Some view the VMT as a means of addressing an unfairness in the system as people opt for more fuel-efficient vehicles—for example, that Prius drivers end up paying less for road infrastructure than their gas-guzzling counterparts. Woolpert thinks that's a wrongheaded argument. "(VMT) will weaken incentives for buying fuel-efficient vehicles. … It is unfortunate that Oregon is pursuing a VMT rather than a comprehensive response to climate change."
Maybe because the climate change is laughable. If all these climate change people really were that worried about it, maybe they wouldn't be buying up all this coastal property that will be underwater in a few years because of polar ice melt or whatever.

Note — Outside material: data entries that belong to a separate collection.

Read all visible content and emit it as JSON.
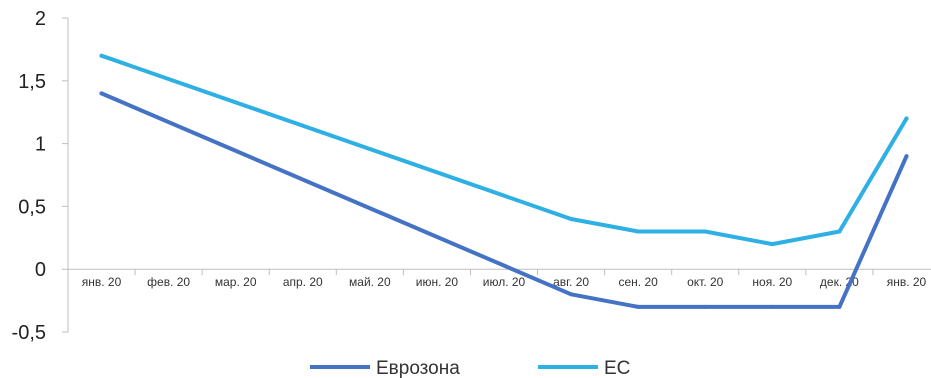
{
  "chart_data": {
    "type": "line",
    "categories": [
      "янв. 20",
      "фев. 20",
      "мар. 20",
      "апр. 20",
      "май. 20",
      "июн. 20",
      "июл. 20",
      "авг. 20",
      "сен. 20",
      "окт. 20",
      "ноя. 20",
      "дек. 20",
      "янв. 20"
    ],
    "series": [
      {
        "name": "Еврозона",
        "color": "#4472c4",
        "values": [
          1.4,
          null,
          null,
          null,
          null,
          null,
          null,
          -0.2,
          -0.3,
          -0.3,
          -0.3,
          -0.3,
          0.9
        ]
      },
      {
        "name": "ЕС",
        "color": "#2eb0e4",
        "values": [
          1.7,
          null,
          null,
          null,
          null,
          null,
          null,
          0.4,
          0.3,
          0.3,
          0.2,
          0.3,
          1.2
        ]
      }
    ],
    "ylim": [
      -0.5,
      2
    ],
    "yticks": [
      "2",
      "1,5",
      "1",
      "0,5",
      "0",
      "-0,5"
    ],
    "ytick_values": [
      2,
      1.5,
      1,
      0.5,
      0,
      -0.5
    ],
    "legend_position": "bottom",
    "grid": false
  }
}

 "The high cost of coastal homes in New York and Los Angeles is on its own a market signal that the alleged threat of global warming is well overdone. Even worse for those who buy into the theory of global warming that says a planetary crack-up is inevitable absent a substantial human response, is that Malibu, Manhattan and the Hamptons are filled with the very people who, when asked if they believe in the global warming theory, would most likely say yes. Ok, so Ted Danson owns in Martha's Vineyard, noted environmental activist Laurie David does too, and then Al Gore is known to have purchased a coastal palazzo in Montecito, CA. What this tells us is that even global warming's most famous advocates don't believe very deeply in their own activism. To believe the warmists we're sitting idle as Rome supposedly burns, but as evidenced by the popularity of coastal property among warmists and non-warmists alike, the market says the 'science' predicting catastrophe is utter nonsense."
Look, we're going to tax you. We disapprove of your lifestyle of thinking and doing for yourself. We'll do whatever the hell we want but you are racist knuckle draggers who vote GOP and that's got to stop.